Want a super-traditional celebration? In Los Angeles, go to Thien Hau Temple for Lunar New Year Eve (Feb. 15, 10 p.m.), with traditional incense burning, lion dances, and 500,000 firecrackers; on Feb. 17 (1 p.m.), L.A.’s 119-year-old Golden Dragon Parade processes down North Broadway in Chinatown. A week later in San Francisco, the annual Chinese New Year Parade (Feb. 24, 5 p.m.) starts on Second and Market. This parade dates all the way back to the 1860s and has firecrackers, a Miss Chinatown, and the 268-foot Golden Dragon, carried by 180 people.
Outside those banner events, though, there are plenty of places celebrating the Year of the Dog during February—including California shopping malls and theme parks. Three SoCal theme parks do Lunar New Year especially well, and some of their weeks-long parties have already started:
Disneyland Resort
Now through February 18
Disneyland Resort started its Lunar New Year celebration in late January, and this year’s festivities will last through the Lunar New Year weekend—focused mostly in the Disney California Adventure Park. Mulan and her buddies have their own parade, Vietnamese and Korean musicians play in the Paradise Garden Bandstand, and the Lunar New Year Marketplaces near Paradise Pier features Chinese, Vietnamese, and Korean cuisine. This is a great time of year to catch the nightly World of Color show over Paradise Bay: The first show of the evening is Hurry Home, a tale about a little lantern trying to join its family for Lunar New Year.

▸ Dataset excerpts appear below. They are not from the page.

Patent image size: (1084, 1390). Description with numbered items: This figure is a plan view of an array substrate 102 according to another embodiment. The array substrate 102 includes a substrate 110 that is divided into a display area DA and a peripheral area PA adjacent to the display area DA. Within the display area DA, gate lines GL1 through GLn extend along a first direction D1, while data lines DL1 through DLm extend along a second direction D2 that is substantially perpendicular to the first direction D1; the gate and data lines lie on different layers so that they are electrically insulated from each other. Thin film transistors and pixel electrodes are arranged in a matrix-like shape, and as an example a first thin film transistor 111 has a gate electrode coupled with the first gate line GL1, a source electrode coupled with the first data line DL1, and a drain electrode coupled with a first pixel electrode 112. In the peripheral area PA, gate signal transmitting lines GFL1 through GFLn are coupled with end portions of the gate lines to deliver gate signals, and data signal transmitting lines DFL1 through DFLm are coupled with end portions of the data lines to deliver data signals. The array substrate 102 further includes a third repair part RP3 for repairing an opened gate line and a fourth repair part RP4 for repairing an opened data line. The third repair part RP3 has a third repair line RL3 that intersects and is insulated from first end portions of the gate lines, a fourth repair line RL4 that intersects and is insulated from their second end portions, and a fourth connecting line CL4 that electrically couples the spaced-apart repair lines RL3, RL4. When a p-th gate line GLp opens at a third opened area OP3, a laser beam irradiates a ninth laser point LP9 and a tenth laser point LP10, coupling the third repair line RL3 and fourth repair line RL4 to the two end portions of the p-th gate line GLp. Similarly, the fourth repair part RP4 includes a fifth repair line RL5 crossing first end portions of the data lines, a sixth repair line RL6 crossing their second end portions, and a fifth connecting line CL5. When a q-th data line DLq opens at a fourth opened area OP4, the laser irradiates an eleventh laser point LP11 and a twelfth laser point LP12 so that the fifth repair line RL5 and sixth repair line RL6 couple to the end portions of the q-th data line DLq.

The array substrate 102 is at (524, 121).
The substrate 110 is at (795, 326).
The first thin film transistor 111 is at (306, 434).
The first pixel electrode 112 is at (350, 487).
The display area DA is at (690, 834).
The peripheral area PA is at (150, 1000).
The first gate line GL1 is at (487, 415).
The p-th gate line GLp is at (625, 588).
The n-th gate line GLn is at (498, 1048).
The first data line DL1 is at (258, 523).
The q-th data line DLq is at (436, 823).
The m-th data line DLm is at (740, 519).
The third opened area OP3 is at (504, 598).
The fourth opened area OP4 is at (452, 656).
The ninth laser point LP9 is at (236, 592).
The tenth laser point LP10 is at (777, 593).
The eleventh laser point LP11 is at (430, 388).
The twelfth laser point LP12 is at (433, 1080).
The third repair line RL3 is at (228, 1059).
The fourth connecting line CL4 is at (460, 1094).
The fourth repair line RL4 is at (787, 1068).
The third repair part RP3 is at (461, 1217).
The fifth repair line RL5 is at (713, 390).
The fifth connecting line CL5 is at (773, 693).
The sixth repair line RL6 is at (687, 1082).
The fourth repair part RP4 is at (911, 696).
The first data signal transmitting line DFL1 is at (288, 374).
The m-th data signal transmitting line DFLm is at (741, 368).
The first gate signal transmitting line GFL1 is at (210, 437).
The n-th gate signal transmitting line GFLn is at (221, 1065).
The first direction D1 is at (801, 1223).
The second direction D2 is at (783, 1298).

The animation and fountains are accompanied by a musical score originally written by Tan Dun for the opening ceremony of Shanghai Disney Resort.
SeaWorld San Diego
February 10–25
The San Diego theme park has long embraced Lunar New Year traditions. Go see the Chinese acrobatics show with lion dancing, plate spinning, hoop diving, contortionists, and chair stacking, and be on the lookout for musicians playing around the park. The theme park cuisine gets the holiday treatment with plenty of stir fry, bao sandwiches, ramen, and green tea. In honor of the Year of the Dog, SeaWorld will also feature a Puppy Garden, where kids can snap photos with playful canine ambassadors and learn about adopting from shelters.
Universal Studios Hollywood
February 10–25
The characters from the Kung Fu Panda series get top billing at the movie theme park during Lunar New Year: Po and Tigress work the crowds in a new recreation of Po’s Village in Universal Plaza, but you can also watch a Dragon Warriors Kung Fu training show at the Jade Palace, or enjoy some dim sum dishes at Mr. Ping’s Noodle Shop. Not to be upstaged, there is also a Mandarin-speaking Megatron from TRANSFORMERS, and a variety of Minions gussied up in traditional Chinese attire.